Transplanted Ideals: The question of whose organs are safe and whose should be canned

What is the message sent to the Canadian public when homosexual men are grouped in with injection drug users in certain legal policies? This is a question that we must ask ourselves when considering the ministry of health’s policy on homosexual organ donors.

It was in December of 2007 that Health Canada officially instated its policy that prohibits men who have sex with men from donating their organs. The policy is a safety measure taken to ensure that diseases like HIV are not transmitted from an organ donor to the organ recipient.

Several groups have been identified as unsafe. Those that top the list include prostitutes, injection drug users, and, of course, ‘active homosexuals,’ which means any man who has had sex with another man in the past five years.

By linking sexual orientation to socially deviant behaviour in this policy, Health Canada is saying far more than simply who can and who cannot donate their organs. The message articulated is that men who have sex with men possess a certain danger to others that is directly related to their implied lifestyle.

This lifestyle is associated with the perception that gay men are promiscuous and careless when it comes to their sexual relationships and often involved in injection drug use. This makes them all too likely to have HIV or other STIs and therefore makes them undesirable candidates for organ donation. And while there certainly are some individuals – homosexuals and heterosexuals alike – that do fit this narrowly constructed view, the rest who do not are thrown into an unfair system of general classification.

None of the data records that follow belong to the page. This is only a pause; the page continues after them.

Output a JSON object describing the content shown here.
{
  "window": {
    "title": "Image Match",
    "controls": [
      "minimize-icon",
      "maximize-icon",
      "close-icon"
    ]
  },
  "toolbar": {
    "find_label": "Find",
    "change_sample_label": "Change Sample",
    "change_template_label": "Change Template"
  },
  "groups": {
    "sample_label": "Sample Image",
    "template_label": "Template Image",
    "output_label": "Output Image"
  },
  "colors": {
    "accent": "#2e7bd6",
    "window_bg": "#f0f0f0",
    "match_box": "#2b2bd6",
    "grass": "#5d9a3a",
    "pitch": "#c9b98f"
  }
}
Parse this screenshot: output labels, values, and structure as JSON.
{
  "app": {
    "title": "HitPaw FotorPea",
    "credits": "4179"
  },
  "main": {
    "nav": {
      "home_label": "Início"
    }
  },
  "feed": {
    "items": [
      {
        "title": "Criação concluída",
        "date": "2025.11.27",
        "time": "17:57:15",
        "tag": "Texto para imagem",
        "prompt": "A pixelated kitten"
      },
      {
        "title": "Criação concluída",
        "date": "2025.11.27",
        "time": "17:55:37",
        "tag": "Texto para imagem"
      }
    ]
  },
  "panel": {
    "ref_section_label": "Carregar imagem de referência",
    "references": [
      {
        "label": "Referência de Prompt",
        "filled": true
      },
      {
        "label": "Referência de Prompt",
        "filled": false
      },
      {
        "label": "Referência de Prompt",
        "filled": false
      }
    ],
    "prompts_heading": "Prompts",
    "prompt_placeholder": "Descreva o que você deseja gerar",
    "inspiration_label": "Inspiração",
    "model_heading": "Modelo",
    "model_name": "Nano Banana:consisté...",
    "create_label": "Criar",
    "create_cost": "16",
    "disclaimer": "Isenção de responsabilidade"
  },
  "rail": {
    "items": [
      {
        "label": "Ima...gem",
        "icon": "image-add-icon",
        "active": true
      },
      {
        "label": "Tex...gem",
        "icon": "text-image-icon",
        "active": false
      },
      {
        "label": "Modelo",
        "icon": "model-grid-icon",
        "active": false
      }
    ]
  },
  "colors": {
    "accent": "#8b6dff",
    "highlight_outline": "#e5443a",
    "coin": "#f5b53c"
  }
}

However, it should be noted that homosexual women are excluded from this classification. This is due, at least in part, to the fact that the stigma associated with homosexual males does not often extend itself to include homosexual females, and so lesbian women are deemed safe by the government’s standards.

Conservative view of heterosexuality
There are further arguments that state that transmission of STIs is increased during anal (as opposed to vaginal or oral) sex. However, to use this as a valid argument would be to speculate erroneously that homosexuals are the only ones who engage in anal sex acts. It might then be said that the government, in addition to having too prejudiced a view towards homosexuality, has a too conservative view of heterosexuality.

Not surprisingly, many people are outraged by these regulations. Fortunately, health minister George Smitherman has publicly acknowledged the tremendous discrimination that these regulations diffuse. He expresses his infuriation, saying “to have these wonky bureaucrats up in Ottawa write that kind of nonsense, based on some long-standing bias within their department, ignoring the front-line people that actually do this stuff, that was the part that was most offensive.”

And with this issue very close to Smitherman’s heart, he has announced that work would be done to make men who have sex with men aware of alternative donor opportunities. In addition to Smitherman, many other professionals have spoken out against this legal bigotry.

Often highlighted is that, though certain sexual practices may put individuals at an elevated risk of infection, it is not the sex of one’s partner but the number of partners and the precautions used (or not used) that identify individual’s risk of infection.

So what about the health of organ recipients? Is that not why all these legal policies are in place? If this is Health Canada’s way of ensuring that no one be infected with HIV or Hepatitis as the result of an organ transplant, then what is the harm? The harm is to the health of our social consciousness.

By identifying men who have sex with men as a health concern, we are only reinforcing stigma surrounding the group, not to mention eliminating a source of potentially viable organs when the supply is continually overwhelmed by the demand. And so, the Better-Safe-Than-Sorry policy that Health Canada has constructed is simply unacceptable and unjust which makes it necessary for the public to speak out in hope that the government might budget itself a brain-transplant.

Work Cited
Leslie, Keith. “Smitherman slams policy on gay organ donors.” The Toronto Star. Jan 24th, 2008.